A todos aquellos que buscan las razones de los sucesos en el historial de los protagonistas, quiero advertirles que no hay antecedentes sobre el nacimiento y la infancia de Luis Tomé, y los pocos que hay son, ciertamente, precarios… Este no saber sé que en cierto modo inquieta a los que fueron testigos de los hechos, y ha ayudado a crear alrededor de su nombre y de lo que voy a contarles, una aureola de misterio desgraciado y, algunas veces, también de disculpa. A pesar de eso, Tomé siempre fue un hombre de bien, sépanlo ustedes.

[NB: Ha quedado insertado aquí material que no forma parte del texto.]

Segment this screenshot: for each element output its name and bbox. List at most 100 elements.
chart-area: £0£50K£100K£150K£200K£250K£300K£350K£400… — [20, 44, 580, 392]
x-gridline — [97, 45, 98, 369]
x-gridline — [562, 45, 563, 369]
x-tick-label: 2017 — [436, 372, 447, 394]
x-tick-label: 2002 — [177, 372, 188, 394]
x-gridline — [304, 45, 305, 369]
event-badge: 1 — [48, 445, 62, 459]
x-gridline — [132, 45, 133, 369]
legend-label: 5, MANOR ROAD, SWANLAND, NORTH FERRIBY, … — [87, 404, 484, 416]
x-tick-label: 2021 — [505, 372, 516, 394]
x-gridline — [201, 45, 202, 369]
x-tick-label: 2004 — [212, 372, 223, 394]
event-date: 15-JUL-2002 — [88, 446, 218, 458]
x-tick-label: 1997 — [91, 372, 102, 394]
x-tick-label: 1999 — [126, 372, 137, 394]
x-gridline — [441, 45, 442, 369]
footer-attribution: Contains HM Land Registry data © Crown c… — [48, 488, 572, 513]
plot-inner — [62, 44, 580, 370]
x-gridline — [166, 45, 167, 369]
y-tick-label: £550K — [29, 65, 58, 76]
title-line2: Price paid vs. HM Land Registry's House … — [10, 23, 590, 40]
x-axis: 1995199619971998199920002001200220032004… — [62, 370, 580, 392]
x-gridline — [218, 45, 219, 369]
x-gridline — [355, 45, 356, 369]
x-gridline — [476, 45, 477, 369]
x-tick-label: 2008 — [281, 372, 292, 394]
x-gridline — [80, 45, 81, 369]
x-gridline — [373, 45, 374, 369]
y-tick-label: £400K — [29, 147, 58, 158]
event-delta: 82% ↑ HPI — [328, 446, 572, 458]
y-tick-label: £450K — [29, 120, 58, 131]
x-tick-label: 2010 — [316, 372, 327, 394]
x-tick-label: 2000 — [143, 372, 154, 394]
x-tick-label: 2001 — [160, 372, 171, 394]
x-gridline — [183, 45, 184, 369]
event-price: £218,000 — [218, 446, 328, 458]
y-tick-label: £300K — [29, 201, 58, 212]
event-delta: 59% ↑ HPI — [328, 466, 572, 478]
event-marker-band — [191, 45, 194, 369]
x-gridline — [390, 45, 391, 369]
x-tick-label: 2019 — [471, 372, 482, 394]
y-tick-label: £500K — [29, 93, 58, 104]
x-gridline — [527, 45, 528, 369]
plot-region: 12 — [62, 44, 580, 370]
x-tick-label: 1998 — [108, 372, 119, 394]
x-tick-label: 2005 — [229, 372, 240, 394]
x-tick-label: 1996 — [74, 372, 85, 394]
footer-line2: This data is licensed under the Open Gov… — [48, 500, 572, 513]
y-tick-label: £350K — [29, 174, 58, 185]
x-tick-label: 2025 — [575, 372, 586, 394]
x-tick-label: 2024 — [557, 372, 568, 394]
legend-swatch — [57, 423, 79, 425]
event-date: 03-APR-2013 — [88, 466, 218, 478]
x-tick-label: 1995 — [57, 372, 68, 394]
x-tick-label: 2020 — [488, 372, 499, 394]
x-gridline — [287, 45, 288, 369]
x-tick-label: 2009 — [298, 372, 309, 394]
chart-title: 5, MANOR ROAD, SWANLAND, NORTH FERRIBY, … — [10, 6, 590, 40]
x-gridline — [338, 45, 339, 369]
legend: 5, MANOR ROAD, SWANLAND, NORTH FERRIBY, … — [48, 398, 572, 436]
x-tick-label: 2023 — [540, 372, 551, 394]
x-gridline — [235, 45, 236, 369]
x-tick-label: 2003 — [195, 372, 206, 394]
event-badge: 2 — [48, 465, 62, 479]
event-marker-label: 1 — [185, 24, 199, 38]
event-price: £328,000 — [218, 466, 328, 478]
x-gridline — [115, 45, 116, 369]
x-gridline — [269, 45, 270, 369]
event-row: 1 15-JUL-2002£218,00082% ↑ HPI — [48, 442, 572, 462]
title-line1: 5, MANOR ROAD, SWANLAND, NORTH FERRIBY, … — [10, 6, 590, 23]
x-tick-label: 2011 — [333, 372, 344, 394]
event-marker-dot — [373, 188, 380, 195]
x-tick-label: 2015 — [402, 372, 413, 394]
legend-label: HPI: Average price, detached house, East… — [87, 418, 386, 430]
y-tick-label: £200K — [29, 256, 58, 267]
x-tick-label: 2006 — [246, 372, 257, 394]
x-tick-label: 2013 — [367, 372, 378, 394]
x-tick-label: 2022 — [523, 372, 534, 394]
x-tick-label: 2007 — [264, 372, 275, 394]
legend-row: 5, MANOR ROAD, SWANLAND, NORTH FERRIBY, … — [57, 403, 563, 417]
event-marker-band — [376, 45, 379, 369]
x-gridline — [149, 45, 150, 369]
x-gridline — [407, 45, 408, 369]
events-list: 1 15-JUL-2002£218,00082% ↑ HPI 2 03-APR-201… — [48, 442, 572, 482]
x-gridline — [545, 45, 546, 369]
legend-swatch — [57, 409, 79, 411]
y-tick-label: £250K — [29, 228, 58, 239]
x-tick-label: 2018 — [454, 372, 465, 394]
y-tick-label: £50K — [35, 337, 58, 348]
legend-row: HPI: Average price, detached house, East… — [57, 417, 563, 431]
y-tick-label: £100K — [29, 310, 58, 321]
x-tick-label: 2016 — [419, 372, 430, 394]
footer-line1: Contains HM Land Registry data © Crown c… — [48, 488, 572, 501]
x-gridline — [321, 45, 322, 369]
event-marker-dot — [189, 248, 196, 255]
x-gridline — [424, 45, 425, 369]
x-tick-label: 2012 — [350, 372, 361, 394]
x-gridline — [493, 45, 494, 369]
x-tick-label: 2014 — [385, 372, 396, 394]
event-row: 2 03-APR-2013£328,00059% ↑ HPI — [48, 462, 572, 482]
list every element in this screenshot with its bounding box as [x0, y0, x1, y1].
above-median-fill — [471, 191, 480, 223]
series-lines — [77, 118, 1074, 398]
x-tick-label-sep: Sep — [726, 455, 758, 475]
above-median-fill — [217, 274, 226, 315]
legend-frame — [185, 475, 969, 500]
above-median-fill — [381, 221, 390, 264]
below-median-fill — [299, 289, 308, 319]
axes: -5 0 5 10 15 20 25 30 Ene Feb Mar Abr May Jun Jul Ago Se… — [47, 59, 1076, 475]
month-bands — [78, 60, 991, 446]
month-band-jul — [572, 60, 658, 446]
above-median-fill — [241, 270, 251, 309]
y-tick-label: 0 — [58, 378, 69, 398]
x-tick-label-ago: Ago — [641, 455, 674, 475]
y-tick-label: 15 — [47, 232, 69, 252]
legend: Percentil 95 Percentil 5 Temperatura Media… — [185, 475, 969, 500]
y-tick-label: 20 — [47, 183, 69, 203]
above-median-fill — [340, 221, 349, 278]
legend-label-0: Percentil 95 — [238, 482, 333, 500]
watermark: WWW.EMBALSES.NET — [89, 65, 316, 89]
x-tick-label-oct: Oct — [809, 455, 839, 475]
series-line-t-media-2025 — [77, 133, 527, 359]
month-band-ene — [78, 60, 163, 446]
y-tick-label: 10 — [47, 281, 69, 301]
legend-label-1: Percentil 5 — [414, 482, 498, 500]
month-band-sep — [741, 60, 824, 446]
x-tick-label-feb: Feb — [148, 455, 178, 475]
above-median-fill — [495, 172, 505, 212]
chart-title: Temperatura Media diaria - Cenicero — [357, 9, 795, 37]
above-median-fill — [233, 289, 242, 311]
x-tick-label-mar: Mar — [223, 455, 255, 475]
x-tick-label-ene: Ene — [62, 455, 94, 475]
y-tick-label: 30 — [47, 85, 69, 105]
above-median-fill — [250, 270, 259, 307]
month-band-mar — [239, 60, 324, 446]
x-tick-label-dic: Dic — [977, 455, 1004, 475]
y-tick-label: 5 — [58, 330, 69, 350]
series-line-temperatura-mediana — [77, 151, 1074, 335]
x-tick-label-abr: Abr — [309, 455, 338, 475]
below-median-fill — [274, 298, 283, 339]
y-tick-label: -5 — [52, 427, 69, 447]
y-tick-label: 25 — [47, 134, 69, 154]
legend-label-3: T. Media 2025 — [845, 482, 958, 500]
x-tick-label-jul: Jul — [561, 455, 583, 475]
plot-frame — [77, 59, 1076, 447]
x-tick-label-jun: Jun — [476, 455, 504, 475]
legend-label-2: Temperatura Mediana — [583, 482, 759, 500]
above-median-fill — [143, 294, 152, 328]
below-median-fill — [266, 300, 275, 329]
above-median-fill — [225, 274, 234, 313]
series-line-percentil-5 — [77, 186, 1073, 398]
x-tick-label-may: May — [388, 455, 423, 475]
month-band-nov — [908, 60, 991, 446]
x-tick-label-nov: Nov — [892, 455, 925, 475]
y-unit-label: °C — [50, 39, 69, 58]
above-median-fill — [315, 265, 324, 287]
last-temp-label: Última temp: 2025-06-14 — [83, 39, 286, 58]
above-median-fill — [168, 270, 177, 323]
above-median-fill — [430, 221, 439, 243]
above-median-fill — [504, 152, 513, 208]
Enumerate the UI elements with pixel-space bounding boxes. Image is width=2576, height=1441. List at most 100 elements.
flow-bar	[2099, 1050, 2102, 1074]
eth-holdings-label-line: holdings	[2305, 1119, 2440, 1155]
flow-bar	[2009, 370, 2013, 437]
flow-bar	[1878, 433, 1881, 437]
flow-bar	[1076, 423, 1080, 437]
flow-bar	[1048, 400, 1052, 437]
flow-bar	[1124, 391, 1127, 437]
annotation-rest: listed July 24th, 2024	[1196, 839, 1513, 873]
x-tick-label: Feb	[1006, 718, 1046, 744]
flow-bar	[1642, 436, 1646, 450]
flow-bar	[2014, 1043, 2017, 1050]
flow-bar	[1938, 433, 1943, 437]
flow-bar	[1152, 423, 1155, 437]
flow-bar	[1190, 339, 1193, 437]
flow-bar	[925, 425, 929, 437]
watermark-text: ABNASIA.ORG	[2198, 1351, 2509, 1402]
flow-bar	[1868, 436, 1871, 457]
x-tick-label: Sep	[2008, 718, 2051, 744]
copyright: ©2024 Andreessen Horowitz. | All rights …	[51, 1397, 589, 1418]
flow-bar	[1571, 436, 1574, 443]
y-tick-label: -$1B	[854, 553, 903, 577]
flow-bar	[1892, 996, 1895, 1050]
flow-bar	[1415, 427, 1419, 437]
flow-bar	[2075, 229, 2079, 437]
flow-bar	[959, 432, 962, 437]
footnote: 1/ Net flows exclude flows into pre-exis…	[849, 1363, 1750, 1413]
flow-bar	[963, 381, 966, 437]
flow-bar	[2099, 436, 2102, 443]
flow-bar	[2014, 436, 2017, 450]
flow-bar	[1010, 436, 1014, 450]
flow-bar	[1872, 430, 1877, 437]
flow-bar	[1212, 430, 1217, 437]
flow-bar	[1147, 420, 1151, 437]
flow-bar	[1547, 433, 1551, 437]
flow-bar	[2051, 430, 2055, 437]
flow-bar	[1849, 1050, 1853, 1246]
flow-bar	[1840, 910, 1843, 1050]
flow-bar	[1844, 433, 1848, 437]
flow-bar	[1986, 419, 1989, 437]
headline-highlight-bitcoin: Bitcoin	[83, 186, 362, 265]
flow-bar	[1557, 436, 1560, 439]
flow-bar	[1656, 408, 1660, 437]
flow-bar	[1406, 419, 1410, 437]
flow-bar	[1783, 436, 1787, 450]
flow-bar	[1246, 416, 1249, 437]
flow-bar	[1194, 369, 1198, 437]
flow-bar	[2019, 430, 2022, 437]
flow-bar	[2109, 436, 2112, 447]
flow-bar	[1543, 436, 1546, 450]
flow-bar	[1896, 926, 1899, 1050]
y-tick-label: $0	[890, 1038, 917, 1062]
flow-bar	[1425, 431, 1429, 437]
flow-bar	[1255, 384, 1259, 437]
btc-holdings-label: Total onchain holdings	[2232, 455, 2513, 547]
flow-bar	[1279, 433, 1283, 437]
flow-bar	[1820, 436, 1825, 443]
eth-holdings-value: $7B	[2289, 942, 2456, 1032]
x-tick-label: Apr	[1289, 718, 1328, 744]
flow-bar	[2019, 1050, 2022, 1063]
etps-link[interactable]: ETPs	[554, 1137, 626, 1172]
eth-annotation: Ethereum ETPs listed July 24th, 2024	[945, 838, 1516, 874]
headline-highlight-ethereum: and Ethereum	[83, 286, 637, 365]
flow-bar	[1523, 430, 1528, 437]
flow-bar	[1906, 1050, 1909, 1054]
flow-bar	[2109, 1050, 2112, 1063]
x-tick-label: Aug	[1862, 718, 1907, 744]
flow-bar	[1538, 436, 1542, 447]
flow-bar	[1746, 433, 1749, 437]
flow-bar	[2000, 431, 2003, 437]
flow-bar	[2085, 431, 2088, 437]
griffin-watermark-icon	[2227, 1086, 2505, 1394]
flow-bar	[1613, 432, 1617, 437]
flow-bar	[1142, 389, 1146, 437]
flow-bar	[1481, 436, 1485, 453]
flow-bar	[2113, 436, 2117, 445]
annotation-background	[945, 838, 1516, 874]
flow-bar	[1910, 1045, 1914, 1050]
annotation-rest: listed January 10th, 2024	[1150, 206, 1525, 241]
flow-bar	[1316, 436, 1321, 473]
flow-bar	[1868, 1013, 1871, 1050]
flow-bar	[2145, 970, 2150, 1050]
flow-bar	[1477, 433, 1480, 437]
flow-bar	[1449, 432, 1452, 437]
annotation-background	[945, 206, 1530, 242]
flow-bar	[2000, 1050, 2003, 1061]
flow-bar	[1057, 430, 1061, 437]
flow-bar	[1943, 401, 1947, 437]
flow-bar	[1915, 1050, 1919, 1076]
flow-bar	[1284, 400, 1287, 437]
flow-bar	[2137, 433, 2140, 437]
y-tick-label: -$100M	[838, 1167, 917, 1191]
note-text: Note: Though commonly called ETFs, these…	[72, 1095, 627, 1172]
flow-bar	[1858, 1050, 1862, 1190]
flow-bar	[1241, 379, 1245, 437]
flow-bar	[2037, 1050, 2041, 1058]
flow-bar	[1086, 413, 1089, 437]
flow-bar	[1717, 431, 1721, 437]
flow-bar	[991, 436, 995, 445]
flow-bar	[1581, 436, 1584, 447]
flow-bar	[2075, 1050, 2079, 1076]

Se dice, por ejemplo, que Luis “Pelunchi” Tomé nació en los arrabales de los años ’60, o tal vez un poco antes, en el hospital de Alcaráz, o en un ranchito del caserío de Las Garzas, o acaso en el hogar de alguien que algunos quieren legitimar como su abuela o bisabuela materna, cerca del campo de los Waterloo, por el lado de Colonia Avigdor; y que por allí vivió sus primeros años… Si bien los lugares pueden ser varios, la zona es, más o menos, de parecidos y monótonos alrededores. No obstante, todas y cada una de las aseveraciones aceptadas por el común de los lugareños son sólo hipotéticas, imaginerías que no han podido justificarse, ni con papeles, ni con los relatos de testigos creíbles o en verdad decentes, y creo que nada tienen que ver con lo que pasó después.
Lo cierto es que, ya hombre de unos 30 años, con poca instrucción escolar y un caballo como toda posesión, se lo puede encontrar viviendo de prestado en un ranchito del otro lado de las vías que dividen al pueblo de Bovril en dos, cerca del club Juventud Unida, algunas casas más allá de lo del “Gordo” Pérez.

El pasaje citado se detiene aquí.